About us

Our strategy​

A strategy for sustainable long-term growth

Building our brands

We want customers to choose our brands first and recipients to be delighted to receive our cards and gifts.

We invest in our brands and build trust in the quality of our products and service. This trust drives customer loyalty and supports growth in our customer base as recipients become customers in their own right, reinforcing a cycle of connection, loyalty and growth.

  • Executed full-funnel marketing strategies at Moonpig in the UK and at Greetz, maintaining cost efficiency whilst expanding reach.
  • Expanded the reminders ecosystem to 113m through expanded customer opt-in, broader occasion coverage, more personalised reminder journeys and the introduction of SMS reminders.
  • Grown Moonpig Plus and Greetz Plus memberships to 1.2m, driving higher retention and repeat purchase behaviour.
  • Successfully increased adoption of tracked delivery, which is now chosen for more than 40% of UK card-only orders, improving reliability and customer confidence.
  • Progressed integration of Buyagift into the Moonpig brand architecture, laying the foundations for the launch of "Buyagift by Moonpig" and a refreshed visual identity in H1 FY27.

Evolving our range

We help customers create more personal and meaningful cards and gifts, using technology to make every occasion feel unique.

From AI creativity tools to fully editable card designs, we enable customers to create cards that reflect their relationships and occasions in a way that is difficult to replicate offline.

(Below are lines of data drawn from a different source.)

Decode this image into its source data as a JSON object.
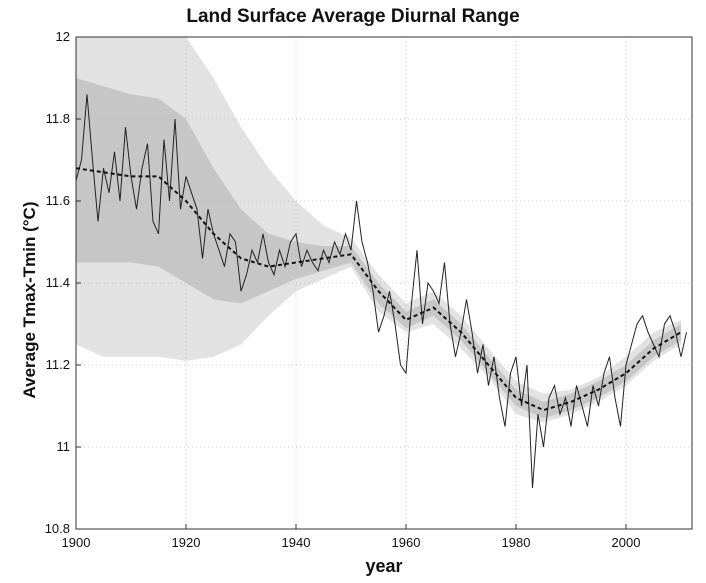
{
  "chart_data": {
    "type": "line",
    "title": "Land Surface Average Diurnal Range",
    "xlabel": "year",
    "ylabel": "Average Tmax-Tmin (°C)",
    "xlim": [
      1900,
      2012
    ],
    "ylim": [
      10.8,
      12
    ],
    "x_ticks": [
      1900,
      1920,
      1940,
      1960,
      1980,
      2000
    ],
    "x_tick_labels": [
      "1900",
      "1920",
      "1940",
      "1960",
      "1980",
      "2000"
    ],
    "y_ticks": [
      10.8,
      11,
      11.2,
      11.4,
      11.6,
      11.8,
      12
    ],
    "y_tick_labels": [
      "10.8",
      "11",
      "11.2",
      "11.4",
      "11.6",
      "11.8",
      "12"
    ],
    "grid": true,
    "series": [
      {
        "style": "thin-solid",
        "color": "#222222",
        "x": [
          1900,
          1901,
          1902,
          1903,
          1904,
          1905,
          1906,
          1907,
          1908,
          1909,
          1910,
          1911,
          1912,
          1913,
          1914,
          1915,
          1916,
          1917,
          1918,
          1919,
          1920,
          1921,
          1922,
          1923,
          1924,
          1925,
          1926,
          1927,
          1928,
          1929,
          1930,
          1931,
          1932,
          1933,
          1934,
          1935,
          1936,
          1937,
          1938,
          1939,
          1940,
          1941,
          1942,
          1943,
          1944,
          1945,
          1946,
          1947,
          1948,
          1949,
          1950,
          1951,
          1952,
          1953,
          1954,
          1955,
          1956,
          1957,
          1958,
          1959,
          1960,
          1961,
          1962,
          1963,
          1964,
          1965,
          1966,
          1967,
          1968,
          1969,
          1970,
          1971,
          1972,
          1973,
          1974,
          1975,
          1976,
          1977,
          1978,
          1979,
          1980,
          1981,
          1982,
          1983,
          1984,
          1985,
          1986,
          1987,
          1988,
          1989,
          1990,
          1991,
          1992,
          1993,
          1994,
          1995,
          1996,
          1997,
          1998,
          1999,
          2000,
          2001,
          2002,
          2003,
          2004,
          2005,
          2006,
          2007,
          2008,
          2009,
          2010,
          2011
        ],
        "y": [
          11.65,
          11.7,
          11.86,
          11.7,
          11.55,
          11.68,
          11.62,
          11.72,
          11.6,
          11.78,
          11.66,
          11.58,
          11.68,
          11.74,
          11.55,
          11.52,
          11.75,
          11.6,
          11.8,
          11.58,
          11.66,
          11.62,
          11.58,
          11.46,
          11.58,
          11.52,
          11.48,
          11.44,
          11.52,
          11.5,
          11.38,
          11.42,
          11.48,
          11.45,
          11.52,
          11.45,
          11.42,
          11.48,
          11.44,
          11.5,
          11.52,
          11.44,
          11.48,
          11.45,
          11.43,
          11.48,
          11.45,
          11.5,
          11.47,
          11.52,
          11.48,
          11.6,
          11.5,
          11.45,
          11.38,
          11.28,
          11.32,
          11.38,
          11.3,
          11.2,
          11.18,
          11.35,
          11.48,
          11.3,
          11.4,
          11.38,
          11.35,
          11.45,
          11.3,
          11.22,
          11.28,
          11.36,
          11.28,
          11.18,
          11.25,
          11.15,
          11.22,
          11.12,
          11.05,
          11.18,
          11.22,
          11.1,
          11.2,
          10.9,
          11.08,
          11.0,
          11.12,
          11.15,
          11.08,
          11.12,
          11.05,
          11.15,
          11.1,
          11.05,
          11.15,
          11.1,
          11.18,
          11.22,
          11.12,
          11.05,
          11.2,
          11.25,
          11.3,
          11.32,
          11.28,
          11.25,
          11.22,
          11.3,
          11.32,
          11.28,
          11.22,
          11.28
        ]
      },
      {
        "style": "thick-dashed",
        "color": "#111111",
        "x": [
          1900,
          1905,
          1910,
          1915,
          1920,
          1925,
          1930,
          1935,
          1940,
          1945,
          1950,
          1955,
          1960,
          1965,
          1970,
          1975,
          1980,
          1985,
          1990,
          1995,
          2000,
          2005,
          2010
        ],
        "y": [
          11.68,
          11.67,
          11.66,
          11.66,
          11.6,
          11.52,
          11.46,
          11.44,
          11.45,
          11.46,
          11.47,
          11.38,
          11.31,
          11.34,
          11.28,
          11.2,
          11.12,
          11.09,
          11.11,
          11.14,
          11.18,
          11.24,
          11.28
        ]
      }
    ],
    "uncertainty_bands": [
      {
        "level": "outer",
        "color": "#e2e2e2",
        "x": [
          1900,
          1905,
          1910,
          1915,
          1920,
          1925,
          1930,
          1935,
          1940,
          1945,
          1950,
          1955,
          1960,
          1965,
          1970,
          1975,
          1980,
          1985,
          1990,
          1995,
          2000,
          2005,
          2010
        ],
        "lower": [
          11.25,
          11.22,
          11.22,
          11.22,
          11.21,
          11.22,
          11.25,
          11.32,
          11.38,
          11.41,
          11.44,
          11.33,
          11.28,
          11.3,
          11.24,
          11.17,
          11.08,
          11.06,
          11.08,
          11.11,
          11.15,
          11.21,
          11.25
        ],
        "upper": [
          12.0,
          12.0,
          12.0,
          12.0,
          12.0,
          11.9,
          11.78,
          11.68,
          11.6,
          11.54,
          11.51,
          11.42,
          11.35,
          11.38,
          11.32,
          11.24,
          11.16,
          11.13,
          11.14,
          11.17,
          11.22,
          11.28,
          11.31
        ]
      },
      {
        "level": "inner",
        "color": "#c6c6c6",
        "x": [
          1900,
          1905,
          1910,
          1915,
          1920,
          1925,
          1930,
          1935,
          1940,
          1945,
          1950,
          1955,
          1960,
          1965,
          1970,
          1975,
          1980,
          1985,
          1990,
          1995,
          2000,
          2005,
          2010
        ],
        "lower": [
          11.45,
          11.45,
          11.45,
          11.44,
          11.4,
          11.36,
          11.35,
          11.38,
          11.41,
          11.43,
          11.45,
          11.35,
          11.29,
          11.32,
          11.26,
          11.18,
          11.1,
          11.07,
          11.09,
          11.12,
          11.16,
          11.22,
          11.26
        ],
        "upper": [
          11.9,
          11.88,
          11.86,
          11.85,
          11.8,
          11.68,
          11.58,
          11.52,
          11.5,
          11.49,
          11.49,
          11.4,
          11.33,
          11.36,
          11.3,
          11.22,
          11.14,
          11.11,
          11.13,
          11.16,
          11.2,
          11.26,
          11.3
        ]
      }
    ]
  }
}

More personalised cards help to drive stronger customer engagement, higher purchase frequency and deeper customer loyalty.

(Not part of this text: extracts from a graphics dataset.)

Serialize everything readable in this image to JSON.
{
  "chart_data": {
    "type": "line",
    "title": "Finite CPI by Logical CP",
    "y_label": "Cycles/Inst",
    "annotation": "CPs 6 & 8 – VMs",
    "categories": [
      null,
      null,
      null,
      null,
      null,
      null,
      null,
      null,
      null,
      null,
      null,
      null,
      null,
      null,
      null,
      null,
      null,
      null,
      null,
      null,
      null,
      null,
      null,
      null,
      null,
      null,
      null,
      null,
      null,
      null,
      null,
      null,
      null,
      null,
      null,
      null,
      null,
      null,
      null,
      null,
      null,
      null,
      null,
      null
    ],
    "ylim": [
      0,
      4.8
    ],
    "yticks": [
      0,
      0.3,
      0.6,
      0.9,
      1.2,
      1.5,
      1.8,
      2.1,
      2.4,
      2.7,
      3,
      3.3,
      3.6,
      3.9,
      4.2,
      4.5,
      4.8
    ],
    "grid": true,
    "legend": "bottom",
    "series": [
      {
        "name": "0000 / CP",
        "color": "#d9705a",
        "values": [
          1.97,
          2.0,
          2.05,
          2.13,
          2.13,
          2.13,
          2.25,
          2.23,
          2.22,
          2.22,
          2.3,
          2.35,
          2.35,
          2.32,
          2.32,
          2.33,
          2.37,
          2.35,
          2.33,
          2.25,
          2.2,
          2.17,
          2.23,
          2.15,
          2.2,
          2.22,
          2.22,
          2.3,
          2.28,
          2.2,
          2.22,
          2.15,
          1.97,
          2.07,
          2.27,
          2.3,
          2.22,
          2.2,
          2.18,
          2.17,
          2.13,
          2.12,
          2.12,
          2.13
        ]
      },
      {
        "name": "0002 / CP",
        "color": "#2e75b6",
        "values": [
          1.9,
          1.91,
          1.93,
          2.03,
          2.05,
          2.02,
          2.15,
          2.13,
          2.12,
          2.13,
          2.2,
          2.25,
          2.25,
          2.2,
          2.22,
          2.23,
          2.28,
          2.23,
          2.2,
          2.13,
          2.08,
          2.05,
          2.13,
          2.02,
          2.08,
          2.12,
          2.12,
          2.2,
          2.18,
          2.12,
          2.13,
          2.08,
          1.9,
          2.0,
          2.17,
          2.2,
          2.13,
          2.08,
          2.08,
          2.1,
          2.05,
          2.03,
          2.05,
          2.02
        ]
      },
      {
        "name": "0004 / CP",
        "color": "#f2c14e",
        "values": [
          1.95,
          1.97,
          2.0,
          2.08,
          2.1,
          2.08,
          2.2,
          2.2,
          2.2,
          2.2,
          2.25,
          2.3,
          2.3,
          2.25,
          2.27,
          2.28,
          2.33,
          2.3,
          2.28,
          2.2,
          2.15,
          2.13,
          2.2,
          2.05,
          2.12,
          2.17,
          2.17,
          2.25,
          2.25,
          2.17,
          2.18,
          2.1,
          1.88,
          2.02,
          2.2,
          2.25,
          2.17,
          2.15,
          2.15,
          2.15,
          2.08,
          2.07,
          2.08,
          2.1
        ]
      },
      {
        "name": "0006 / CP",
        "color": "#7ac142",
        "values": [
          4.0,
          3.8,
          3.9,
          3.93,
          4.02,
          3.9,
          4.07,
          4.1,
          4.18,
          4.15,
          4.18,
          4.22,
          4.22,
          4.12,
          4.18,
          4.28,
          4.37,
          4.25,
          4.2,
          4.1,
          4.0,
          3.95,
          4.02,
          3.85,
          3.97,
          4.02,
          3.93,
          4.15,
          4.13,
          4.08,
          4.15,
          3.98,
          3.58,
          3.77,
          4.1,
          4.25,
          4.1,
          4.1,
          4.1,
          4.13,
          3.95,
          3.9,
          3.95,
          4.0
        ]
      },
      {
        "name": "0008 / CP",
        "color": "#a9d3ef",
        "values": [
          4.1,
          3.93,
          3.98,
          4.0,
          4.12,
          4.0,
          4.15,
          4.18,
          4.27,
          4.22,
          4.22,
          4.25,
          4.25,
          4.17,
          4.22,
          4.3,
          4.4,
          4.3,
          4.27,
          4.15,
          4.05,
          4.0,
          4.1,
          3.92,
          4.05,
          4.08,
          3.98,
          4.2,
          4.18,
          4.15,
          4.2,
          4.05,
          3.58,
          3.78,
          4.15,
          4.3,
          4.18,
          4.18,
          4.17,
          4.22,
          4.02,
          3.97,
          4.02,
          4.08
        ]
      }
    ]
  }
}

  • Expanded partnerships with trusted consumer brands including JoJo Maman Bébé, Next Flowers, Laura Ashley Flowers, Liz Earle and Soap & Glory, alongside new personalised card formats such as Create Your Own, supporting growth in gift attachment rate to 17.9%.
  • Transitioned Greetz flower supply to the Group’s strategic partner, improving quality and unit economics.
  • Extended the UK flower order cut-off to 11pm for next day delivery, increasing convenience for last-minute purchasers and strengthening our market-leading delivery proposition.
  • Expanded gifting ranges across Ireland, Australia and the US, supporting 33% revenue growth across New Markets and increasing customer lifetime value.
  • Repositioned the Experiences proposition around higher-demand categories and stronger branded partners, improving relevance for customers.

Leveraging data and technology

We harness our proprietary data to engage customers in a personalised and relevant way at key moments when they are ready to send a card or gift.

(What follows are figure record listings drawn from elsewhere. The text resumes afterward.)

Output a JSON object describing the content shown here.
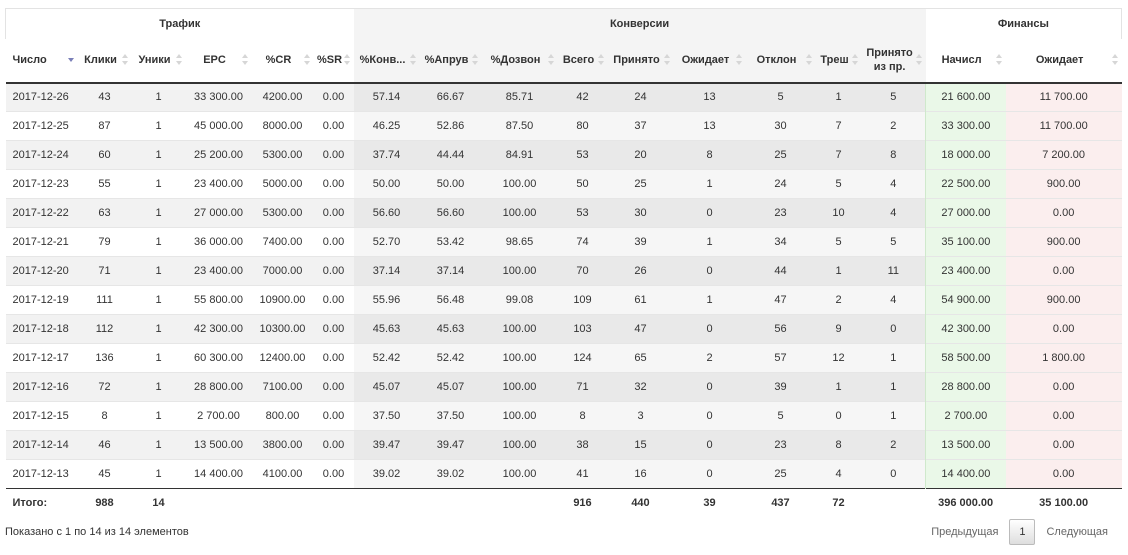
{
  "groups": {
    "traffic": "Трафик",
    "conversions": "Конверсии",
    "finance": "Финансы"
  },
  "columns": [
    {
      "label": "Число",
      "sort": "desc"
    },
    {
      "label": "Клики",
      "sort": "both"
    },
    {
      "label": "Уники",
      "sort": "both"
    },
    {
      "label": "EPC",
      "sort": "both"
    },
    {
      "label": "%CR",
      "sort": "both"
    },
    {
      "label": "%SR",
      "sort": "both"
    },
    {
      "label": "%Конв...",
      "sort": "both"
    },
    {
      "label": "%Апрув",
      "sort": "both"
    },
    {
      "label": "%Дозвон",
      "sort": "both"
    },
    {
      "label": "Всего",
      "sort": "both"
    },
    {
      "label": "Принято",
      "sort": "both"
    },
    {
      "label": "Ожидает",
      "sort": "both"
    },
    {
      "label": "Отклон",
      "sort": "both"
    },
    {
      "label": "Треш",
      "sort": "both"
    },
    {
      "label": "Принято\nиз пр.",
      "sort": "both"
    },
    {
      "label": "Начисл",
      "sort": "both"
    },
    {
      "label": "Ожидает",
      "sort": "both"
    }
  ],
  "rows": [
    [
      "2017-12-26",
      "43",
      "1",
      "33 300.00",
      "4200.00",
      "0.00",
      "57.14",
      "66.67",
      "85.71",
      "42",
      "24",
      "13",
      "5",
      "1",
      "5",
      "21 600.00",
      "11 700.00"
    ],
    [
      "2017-12-25",
      "87",
      "1",
      "45 000.00",
      "8000.00",
      "0.00",
      "46.25",
      "52.86",
      "87.50",
      "80",
      "37",
      "13",
      "30",
      "7",
      "2",
      "33 300.00",
      "11 700.00"
    ],
    [
      "2017-12-24",
      "60",
      "1",
      "25 200.00",
      "5300.00",
      "0.00",
      "37.74",
      "44.44",
      "84.91",
      "53",
      "20",
      "8",
      "25",
      "7",
      "8",
      "18 000.00",
      "7 200.00"
    ],
    [
      "2017-12-23",
      "55",
      "1",
      "23 400.00",
      "5000.00",
      "0.00",
      "50.00",
      "50.00",
      "100.00",
      "50",
      "25",
      "1",
      "24",
      "5",
      "4",
      "22 500.00",
      "900.00"
    ],
    [
      "2017-12-22",
      "63",
      "1",
      "27 000.00",
      "5300.00",
      "0.00",
      "56.60",
      "56.60",
      "100.00",
      "53",
      "30",
      "0",
      "23",
      "10",
      "4",
      "27 000.00",
      "0.00"
    ],
    [
      "2017-12-21",
      "79",
      "1",
      "36 000.00",
      "7400.00",
      "0.00",
      "52.70",
      "53.42",
      "98.65",
      "74",
      "39",
      "1",
      "34",
      "5",
      "5",
      "35 100.00",
      "900.00"
    ],
    [
      "2017-12-20",
      "71",
      "1",
      "23 400.00",
      "7000.00",
      "0.00",
      "37.14",
      "37.14",
      "100.00",
      "70",
      "26",
      "0",
      "44",
      "1",
      "11",
      "23 400.00",
      "0.00"
    ],
    [
      "2017-12-19",
      "111",
      "1",
      "55 800.00",
      "10900.00",
      "0.00",
      "55.96",
      "56.48",
      "99.08",
      "109",
      "61",
      "1",
      "47",
      "2",
      "4",
      "54 900.00",
      "900.00"
    ],
    [
      "2017-12-18",
      "112",
      "1",
      "42 300.00",
      "10300.00",
      "0.00",
      "45.63",
      "45.63",
      "100.00",
      "103",
      "47",
      "0",
      "56",
      "9",
      "0",
      "42 300.00",
      "0.00"
    ],
    [
      "2017-12-17",
      "136",
      "1",
      "60 300.00",
      "12400.00",
      "0.00",
      "52.42",
      "52.42",
      "100.00",
      "124",
      "65",
      "2",
      "57",
      "12",
      "1",
      "58 500.00",
      "1 800.00"
    ],
    [
      "2017-12-16",
      "72",
      "1",
      "28 800.00",
      "7100.00",
      "0.00",
      "45.07",
      "45.07",
      "100.00",
      "71",
      "32",
      "0",
      "39",
      "1",
      "1",
      "28 800.00",
      "0.00"
    ],
    [
      "2017-12-15",
      "8",
      "1",
      "2 700.00",
      "800.00",
      "0.00",
      "37.50",
      "37.50",
      "100.00",
      "8",
      "3",
      "0",
      "5",
      "0",
      "1",
      "2 700.00",
      "0.00"
    ],
    [
      "2017-12-14",
      "46",
      "1",
      "13 500.00",
      "3800.00",
      "0.00",
      "39.47",
      "39.47",
      "100.00",
      "38",
      "15",
      "0",
      "23",
      "8",
      "2",
      "13 500.00",
      "0.00"
    ],
    [
      "2017-12-13",
      "45",
      "1",
      "14 400.00",
      "4100.00",
      "0.00",
      "39.02",
      "39.02",
      "100.00",
      "41",
      "16",
      "0",
      "25",
      "4",
      "0",
      "14 400.00",
      "0.00"
    ]
  ],
  "totals": [
    "Итого:",
    "988",
    "14",
    "",
    "",
    "",
    "",
    "",
    "",
    "916",
    "440",
    "39",
    "437",
    "72",
    "",
    "396 000.00",
    "35 100.00"
  ],
  "footer": {
    "info": "Показано с 1 по 14 из 14 элементов",
    "prev": "Предыдущая",
    "page": "1",
    "next": "Следующая"
  },
  "colors": {
    "finance_accrued_bg": "#eaf8e8",
    "finance_pending_bg": "#fbeeee",
    "sort_active": "#7a7fb8"
  }
}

We hold 113m occasion reminders (30 April 2025: 101m) and train our recommendation algorithms across 374m cumulative transactions (30 April 2025: 337m)1, helping customers find the most relevant cards and gifts for every occasion. As leaders in the online greeting card market, we capture nearly six times2 more data than our closest competitor, strengthening our comparative advantage over time.

1. Cumulative transactions as at 30 April 2026. All-time for Moonpig, from 1 September 2018 (post-acquisition) to 30 April 2026 for Greetz and from 13 July 2022 (post-acquisition) to 30 April 2026 for Experiences.

2. Source: OC&C October 2024. UK market share of 70%, compared to 12% for nearest competitor.

  • Expanded customer use of creative features including AI Stickers, Face Swap and Create Your Own cards, with more than half of all cards now including a personalised creative element.
  • Rolled out dynamic card galleries that personalise card selection based on recipient details, improving relevance and supporting conversion.
  • Enhanced search and product discovery through AI powered tagging and recommendation models, helping customers find more relevant cards and gifts.
  • Simplified sign-in and registration through passwordless login, reducing friction and improving conversion.
  • Expanded AI-enabled customer service, which now resolves around one third of customer contacts, improving speed, cost-to-serve and customer satisfaction.
  • Invested in in-house fulfilment capabilities including giant card fabrication and automated parcel sortation, improving operational efficiency and enabling a broader range of delivery and upsell options to support average order value growth.